Taking care of a pet takes commitment and dedication. It’s not an easy task, no matter how seamless it looks from cute pictures and videos of owners playing with their pets on social media. The hard work and less glamorous side of training, upkeep, and cleaning their waste are hidden from view, which can trick beginners. However, as owners become attached to their pets, all the challenges will be worth it. They’ll find themselves bringing their pets everywhere, whether it’s to relax at the park after a day’s work or serve as their companion during a dry eye and MGD treatment at their local eye clinic.
Owning a pet also has tremendous health benefits. They are known to improve a person’s mood and well-being because of their unconditional love. According to the respondents of the Human-Animal Bond Research Institute (HABRI), 74% reported boosts to their mental health with some of their family and friends also benefiting from the therapeutic effects brought by the time spent with their pets.

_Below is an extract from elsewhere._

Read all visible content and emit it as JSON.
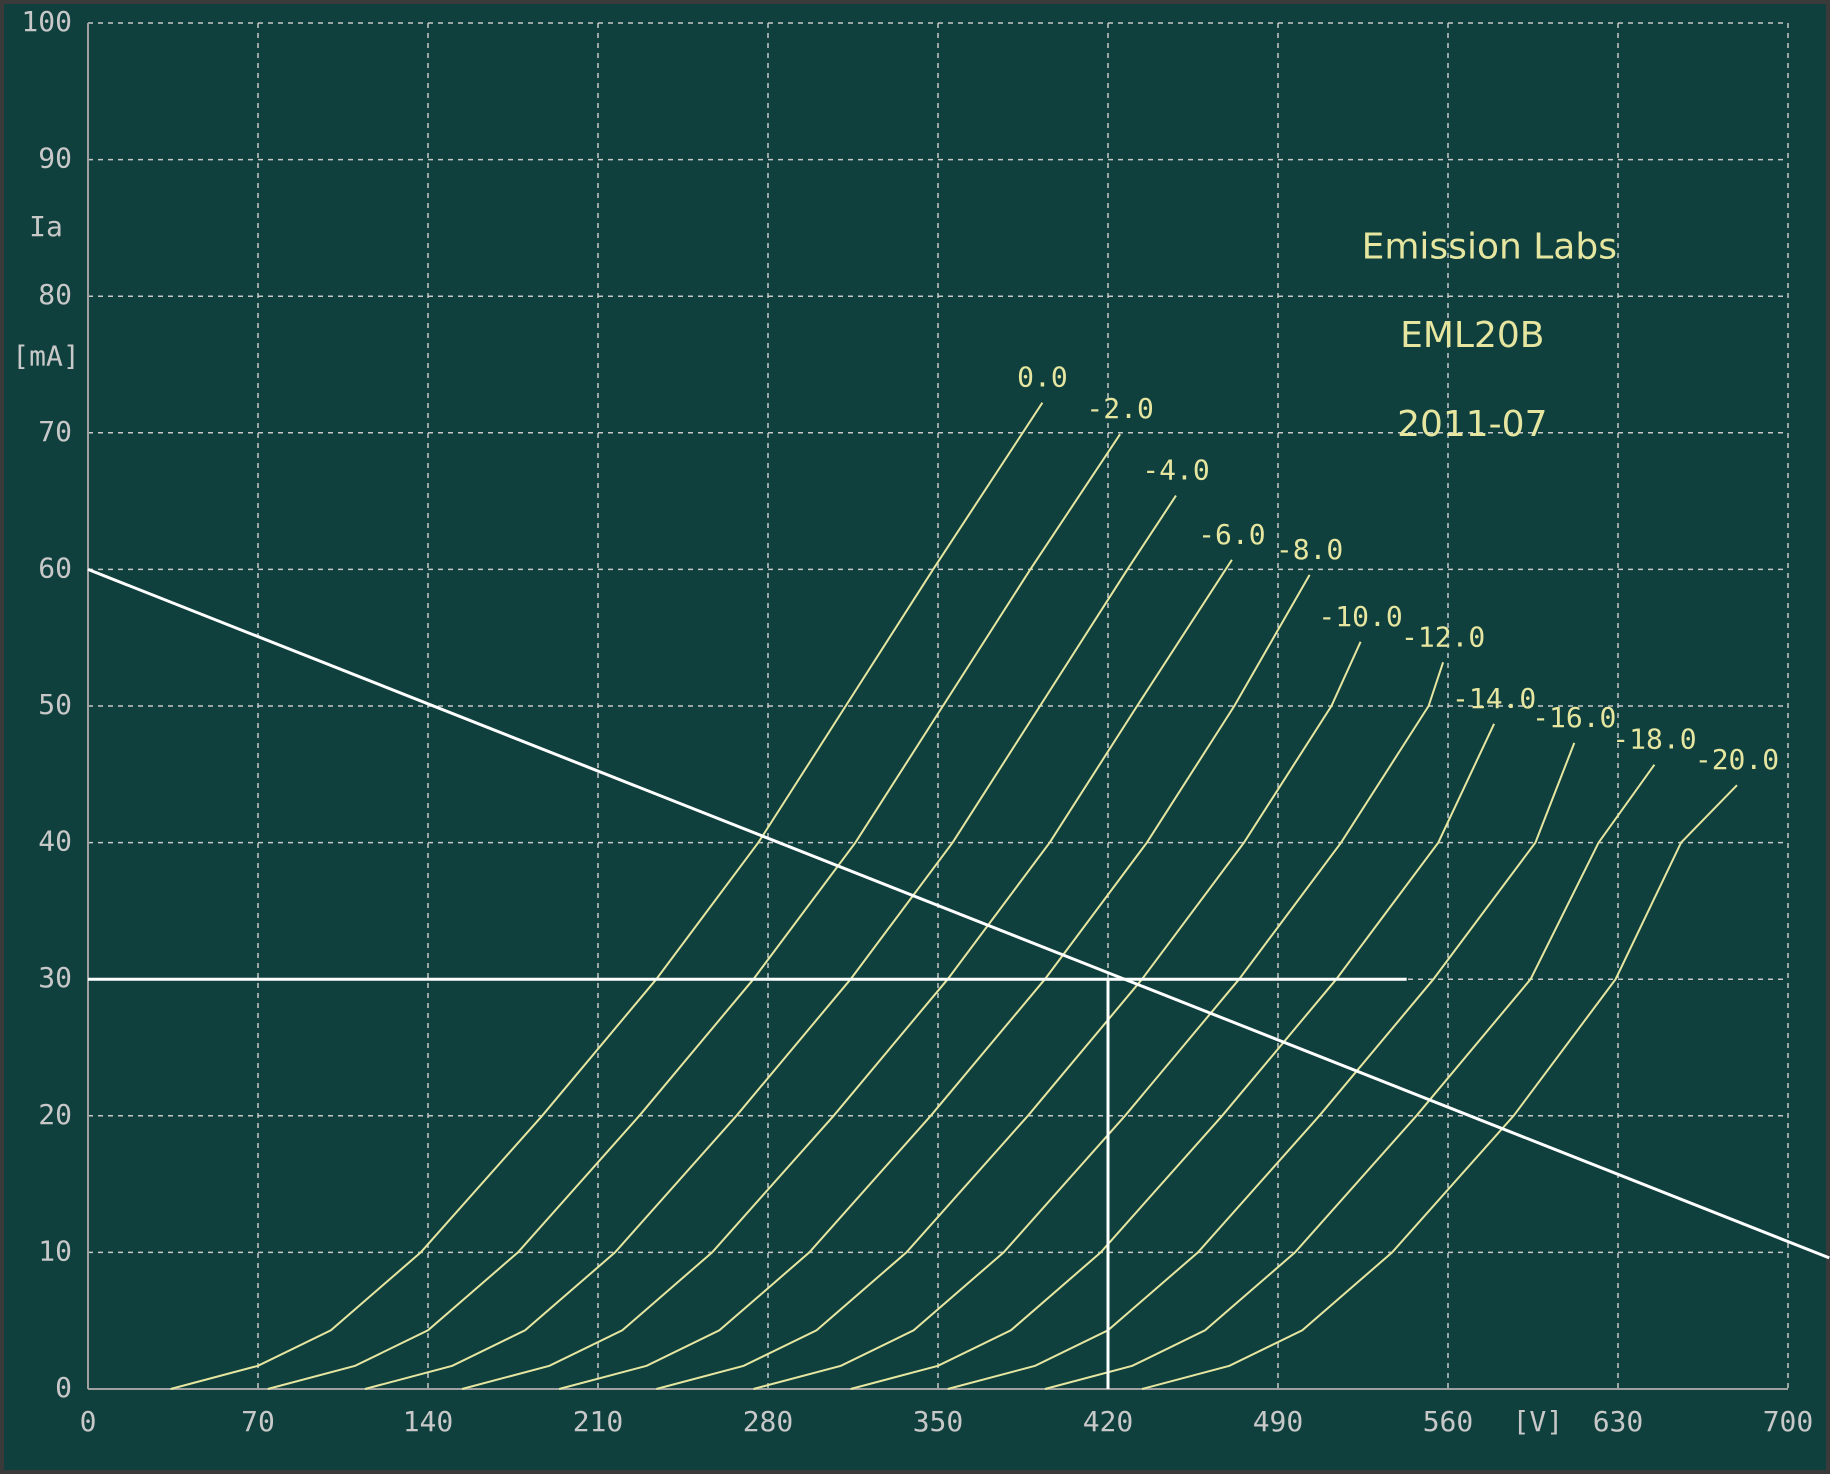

No matter one’s reasons are of becoming a pet owner, the journey is guaranteed to be filled with lessons a person can’t get from anywhere else. Here are a few realizations they will come to understand:
Pets have their own personality
It’s incredible to think that pets have their own personality — complete with preferences, attitude, and disposition. They can be skittish and quiet, choosing to hang around at the corners and avoid other pets. But some are also hyperactive and friendly, jumping from animal to animal in the hopes of making new friends. Even if owners swear their pets exhibit personality, something commonly attributed to human beings, science was slow to accept the belief. After all, you can’t directly ask a cat or a dog what they’re feeling or thinking. Researchers can only make assumptions through observations and anecdotal data from pet owners. Thankfully, studies continue to show that animals, not only pets, also experience emotions and personality traits.

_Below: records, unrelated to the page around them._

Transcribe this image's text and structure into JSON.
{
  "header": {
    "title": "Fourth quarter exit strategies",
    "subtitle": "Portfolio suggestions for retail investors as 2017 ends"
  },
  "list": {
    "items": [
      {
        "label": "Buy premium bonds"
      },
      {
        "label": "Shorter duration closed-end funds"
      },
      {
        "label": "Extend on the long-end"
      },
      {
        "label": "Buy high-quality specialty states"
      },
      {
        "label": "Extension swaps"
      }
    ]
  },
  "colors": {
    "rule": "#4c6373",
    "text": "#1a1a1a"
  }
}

It’s like taking care of a child
Pets are called fur babies for a reason. Their cuteness and company come with a hefty bill in the form of food, playthings, check-ups, and grooming needs. According to the report made by the People’s Dispensary for Sick Animals (PDSA), the lifetime cost of owning a dog falls in the range of $27,074 to $42,545. Having a cat might be less costly, but it will still set back owners from expenses amounting to $21,917 to $30,942. That doesn’t include the non-monetary investments of taking care of a pet. Owners need to spend time training their pets, from teaching them basic hygiene practices to exciting tricks. Household items are also at risk of being destroyed, especially when pets are still young. No couch, plant, or curtains are safe when they’re feeling playful and hyper.
Dogs and cats can get along
Contrary to the stereotype, cats and dogs are not born enemies. That is good news for owners who are torn between getting a dog and cat. The trick is not rushing the first introduction because it is the first step in building a friendship between the animals. During the first week, the dog and cat must stay separate, with introductions limited to sounds and smells. This practice helps in increasing their tolerance of each other, showing that they are not hostile beings. Visual introductions can follow until they feel comfortable with each other’s presence.
There’s no love truer between an owner and their pet. Their journey together is filled with care, realizations, and friendship.